Ia menyebut pergantian Sekda adalah hal wajar. Seperti dipilihnya Sekda Rosiadi Sayuti pada zaman TGB. Padahal Rosiadi saat itu dari kalangan akademisi di Unram, bukan memiliki jabatan karier di birokrasi pemerintahan.


"Dulu pun Sekda diangkat dan diberhentikan tidak melihat suku. Yang penting profesionalisme dan keahlian. Dulu Pak Rosiadi diangkat jadi Sekda harusnya kaum birokrasi departemen dalam negeri tersinggung," tandasnya.


"Kenapa harus dari Unram, padahal jabatan Sekda adalah jabatan karier.
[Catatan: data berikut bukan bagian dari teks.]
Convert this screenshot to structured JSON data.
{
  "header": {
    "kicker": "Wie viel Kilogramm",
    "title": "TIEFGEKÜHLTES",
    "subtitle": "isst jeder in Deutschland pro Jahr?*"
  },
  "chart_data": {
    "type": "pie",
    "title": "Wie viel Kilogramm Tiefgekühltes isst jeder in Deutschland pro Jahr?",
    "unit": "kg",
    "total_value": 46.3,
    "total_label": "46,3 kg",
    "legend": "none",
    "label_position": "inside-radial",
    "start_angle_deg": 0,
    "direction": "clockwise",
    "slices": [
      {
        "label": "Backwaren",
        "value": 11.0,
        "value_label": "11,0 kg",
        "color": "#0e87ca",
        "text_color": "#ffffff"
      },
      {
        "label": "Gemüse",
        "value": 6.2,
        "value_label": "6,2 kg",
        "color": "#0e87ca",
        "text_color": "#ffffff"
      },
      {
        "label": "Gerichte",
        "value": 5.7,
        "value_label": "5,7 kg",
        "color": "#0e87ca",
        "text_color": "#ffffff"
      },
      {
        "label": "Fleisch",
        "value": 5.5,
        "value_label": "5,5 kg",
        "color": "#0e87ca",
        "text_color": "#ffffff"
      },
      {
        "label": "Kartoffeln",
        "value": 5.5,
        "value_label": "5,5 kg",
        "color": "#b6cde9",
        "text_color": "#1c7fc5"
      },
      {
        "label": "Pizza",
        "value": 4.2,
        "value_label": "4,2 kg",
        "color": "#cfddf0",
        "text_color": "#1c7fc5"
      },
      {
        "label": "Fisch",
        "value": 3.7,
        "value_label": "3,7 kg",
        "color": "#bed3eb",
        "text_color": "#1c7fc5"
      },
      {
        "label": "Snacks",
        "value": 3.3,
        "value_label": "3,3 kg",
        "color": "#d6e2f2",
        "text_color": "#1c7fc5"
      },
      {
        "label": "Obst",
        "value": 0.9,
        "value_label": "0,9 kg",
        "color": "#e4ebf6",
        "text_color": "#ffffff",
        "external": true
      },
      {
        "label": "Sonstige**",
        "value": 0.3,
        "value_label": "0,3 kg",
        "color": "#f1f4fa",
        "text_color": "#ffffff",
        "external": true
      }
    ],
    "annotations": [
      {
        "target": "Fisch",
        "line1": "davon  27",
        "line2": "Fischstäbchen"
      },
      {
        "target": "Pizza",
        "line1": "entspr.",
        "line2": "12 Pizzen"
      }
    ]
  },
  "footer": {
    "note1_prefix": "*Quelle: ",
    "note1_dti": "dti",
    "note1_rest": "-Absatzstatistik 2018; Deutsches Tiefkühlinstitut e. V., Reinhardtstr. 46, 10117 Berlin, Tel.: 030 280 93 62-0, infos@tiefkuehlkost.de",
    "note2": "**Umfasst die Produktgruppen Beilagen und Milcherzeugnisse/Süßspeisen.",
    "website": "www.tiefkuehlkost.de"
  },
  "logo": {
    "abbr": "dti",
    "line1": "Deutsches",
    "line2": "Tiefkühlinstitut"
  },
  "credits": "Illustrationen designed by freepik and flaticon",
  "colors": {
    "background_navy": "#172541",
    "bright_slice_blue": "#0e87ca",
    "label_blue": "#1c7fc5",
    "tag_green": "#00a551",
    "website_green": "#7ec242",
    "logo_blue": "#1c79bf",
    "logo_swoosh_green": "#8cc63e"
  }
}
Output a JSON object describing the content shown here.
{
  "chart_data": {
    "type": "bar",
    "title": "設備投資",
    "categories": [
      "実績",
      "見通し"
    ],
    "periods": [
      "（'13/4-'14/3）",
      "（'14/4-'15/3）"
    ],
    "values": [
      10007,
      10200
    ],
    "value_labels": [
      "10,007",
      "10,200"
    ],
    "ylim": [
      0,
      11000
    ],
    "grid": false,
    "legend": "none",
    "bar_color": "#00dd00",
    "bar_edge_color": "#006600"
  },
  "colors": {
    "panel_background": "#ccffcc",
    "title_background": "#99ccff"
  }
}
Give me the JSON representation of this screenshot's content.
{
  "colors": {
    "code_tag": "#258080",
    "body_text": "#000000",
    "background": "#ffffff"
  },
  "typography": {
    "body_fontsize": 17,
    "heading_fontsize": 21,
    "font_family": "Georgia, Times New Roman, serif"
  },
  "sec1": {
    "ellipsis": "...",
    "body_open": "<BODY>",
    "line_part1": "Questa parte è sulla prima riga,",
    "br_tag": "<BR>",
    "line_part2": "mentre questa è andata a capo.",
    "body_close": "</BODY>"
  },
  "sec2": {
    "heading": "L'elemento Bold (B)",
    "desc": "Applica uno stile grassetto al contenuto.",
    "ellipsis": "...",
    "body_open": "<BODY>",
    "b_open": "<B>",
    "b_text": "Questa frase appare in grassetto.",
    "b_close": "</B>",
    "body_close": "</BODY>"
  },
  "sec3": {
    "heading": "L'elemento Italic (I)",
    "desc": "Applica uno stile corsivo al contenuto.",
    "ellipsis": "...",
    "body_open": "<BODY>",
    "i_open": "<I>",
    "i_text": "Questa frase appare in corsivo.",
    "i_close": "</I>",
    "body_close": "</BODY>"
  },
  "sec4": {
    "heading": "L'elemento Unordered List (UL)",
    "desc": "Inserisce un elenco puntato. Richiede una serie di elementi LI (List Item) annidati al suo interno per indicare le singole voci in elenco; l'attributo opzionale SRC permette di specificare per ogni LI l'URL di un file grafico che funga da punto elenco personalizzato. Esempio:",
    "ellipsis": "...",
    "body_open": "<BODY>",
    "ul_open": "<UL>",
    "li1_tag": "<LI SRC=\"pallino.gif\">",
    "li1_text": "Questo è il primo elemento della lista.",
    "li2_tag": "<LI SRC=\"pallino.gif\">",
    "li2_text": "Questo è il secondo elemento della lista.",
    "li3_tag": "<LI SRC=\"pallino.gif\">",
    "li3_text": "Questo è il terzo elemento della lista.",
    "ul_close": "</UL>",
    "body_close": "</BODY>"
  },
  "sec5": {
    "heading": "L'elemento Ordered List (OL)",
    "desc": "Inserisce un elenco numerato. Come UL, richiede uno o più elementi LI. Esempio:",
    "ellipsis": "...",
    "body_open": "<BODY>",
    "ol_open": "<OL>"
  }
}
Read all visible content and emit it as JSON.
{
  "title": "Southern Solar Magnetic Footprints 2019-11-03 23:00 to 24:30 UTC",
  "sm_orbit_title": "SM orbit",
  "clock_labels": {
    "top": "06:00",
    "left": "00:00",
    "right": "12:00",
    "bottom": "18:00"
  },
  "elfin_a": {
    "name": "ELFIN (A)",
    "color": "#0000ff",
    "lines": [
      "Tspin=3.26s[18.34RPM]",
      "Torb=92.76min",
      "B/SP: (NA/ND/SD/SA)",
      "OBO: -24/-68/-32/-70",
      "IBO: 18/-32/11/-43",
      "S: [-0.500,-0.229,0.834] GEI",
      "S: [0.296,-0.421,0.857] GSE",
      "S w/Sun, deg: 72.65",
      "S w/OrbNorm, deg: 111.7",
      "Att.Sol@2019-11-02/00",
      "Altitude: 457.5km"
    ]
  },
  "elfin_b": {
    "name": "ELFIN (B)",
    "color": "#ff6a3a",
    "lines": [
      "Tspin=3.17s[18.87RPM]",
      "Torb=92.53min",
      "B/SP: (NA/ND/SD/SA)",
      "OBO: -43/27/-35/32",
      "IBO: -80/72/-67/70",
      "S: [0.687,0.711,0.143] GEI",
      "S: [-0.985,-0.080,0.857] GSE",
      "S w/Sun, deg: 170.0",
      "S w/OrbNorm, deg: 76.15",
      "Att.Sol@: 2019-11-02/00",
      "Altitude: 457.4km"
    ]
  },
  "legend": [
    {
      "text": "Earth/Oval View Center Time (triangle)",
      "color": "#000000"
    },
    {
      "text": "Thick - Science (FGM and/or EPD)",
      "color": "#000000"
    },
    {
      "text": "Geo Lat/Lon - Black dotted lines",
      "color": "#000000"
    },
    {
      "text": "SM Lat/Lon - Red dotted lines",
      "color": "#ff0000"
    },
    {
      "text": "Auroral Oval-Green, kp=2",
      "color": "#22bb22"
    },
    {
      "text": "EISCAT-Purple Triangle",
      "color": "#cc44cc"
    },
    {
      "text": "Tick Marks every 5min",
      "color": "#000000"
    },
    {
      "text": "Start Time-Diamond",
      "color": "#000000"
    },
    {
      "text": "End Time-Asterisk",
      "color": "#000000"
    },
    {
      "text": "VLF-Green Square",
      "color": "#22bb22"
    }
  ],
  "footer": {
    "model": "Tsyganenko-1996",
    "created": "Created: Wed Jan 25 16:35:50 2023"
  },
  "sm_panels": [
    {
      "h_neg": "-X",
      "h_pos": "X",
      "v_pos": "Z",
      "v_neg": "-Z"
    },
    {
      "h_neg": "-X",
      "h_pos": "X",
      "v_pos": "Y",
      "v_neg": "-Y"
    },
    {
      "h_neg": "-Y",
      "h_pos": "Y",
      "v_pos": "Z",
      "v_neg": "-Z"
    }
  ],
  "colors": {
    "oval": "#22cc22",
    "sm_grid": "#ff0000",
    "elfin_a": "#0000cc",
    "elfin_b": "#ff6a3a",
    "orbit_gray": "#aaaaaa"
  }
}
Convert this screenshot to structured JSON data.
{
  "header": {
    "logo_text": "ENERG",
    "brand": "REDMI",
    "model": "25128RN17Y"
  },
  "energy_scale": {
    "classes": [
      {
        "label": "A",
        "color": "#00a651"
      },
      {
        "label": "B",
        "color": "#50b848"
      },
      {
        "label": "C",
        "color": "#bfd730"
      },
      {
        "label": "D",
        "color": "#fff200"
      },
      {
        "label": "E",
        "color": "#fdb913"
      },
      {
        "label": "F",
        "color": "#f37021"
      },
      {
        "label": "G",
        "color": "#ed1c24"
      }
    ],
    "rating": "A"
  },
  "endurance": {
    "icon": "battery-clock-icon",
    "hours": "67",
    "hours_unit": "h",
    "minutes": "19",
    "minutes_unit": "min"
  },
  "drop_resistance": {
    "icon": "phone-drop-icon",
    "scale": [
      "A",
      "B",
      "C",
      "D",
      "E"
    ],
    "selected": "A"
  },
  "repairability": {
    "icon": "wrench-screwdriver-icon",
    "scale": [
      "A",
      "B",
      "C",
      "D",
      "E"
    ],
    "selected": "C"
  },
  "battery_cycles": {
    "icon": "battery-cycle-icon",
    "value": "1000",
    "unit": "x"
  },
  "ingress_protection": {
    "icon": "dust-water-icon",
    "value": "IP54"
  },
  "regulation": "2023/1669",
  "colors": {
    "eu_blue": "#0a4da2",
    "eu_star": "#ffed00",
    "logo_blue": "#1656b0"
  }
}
Kenapa karier orang kita pangkas dengan mendatangkan dari Unram. Itulah birokrasi berpikir pemerataan ketika itu sehingga tidak menimbulkan friksi-friksi," lanjut Prof Asikin.


Namun Prof Asikin juga mengingatkan agar mekanisme pergantian Sekda melalui proses yang profesional dengan terlebih dahulu ada evaluasi terhadap kinerja.


Jika hasil evaluasi menunjukkan kinerja yang kurang baik, maka wajar proses pergantian dilakukan.


"Pergantian pejabat tentu melalui mekanisme. Ada evaluasi. Jika mekanisme sudah benar itu tidak ada masalah. Oleh karena itu semua pihak harus menerima. Jika evaluasi menunjukkan kinerja kurang baik, wajar diganti," kata katanya.


Pergantian pun harus melalui mekanisme seleksi yang baik. 


"Pengganti hal yang wajar kalau mekanisme melalui tim seleksi," ujarnya.


Sementara itu, Pengamat Politik Universitas Islam Negeri (UIN) Mataram, Dr Ihsan Hamid menyayangkan jika masalah birokrasi ini digiring ke masalah etnisitas dan politik identitas.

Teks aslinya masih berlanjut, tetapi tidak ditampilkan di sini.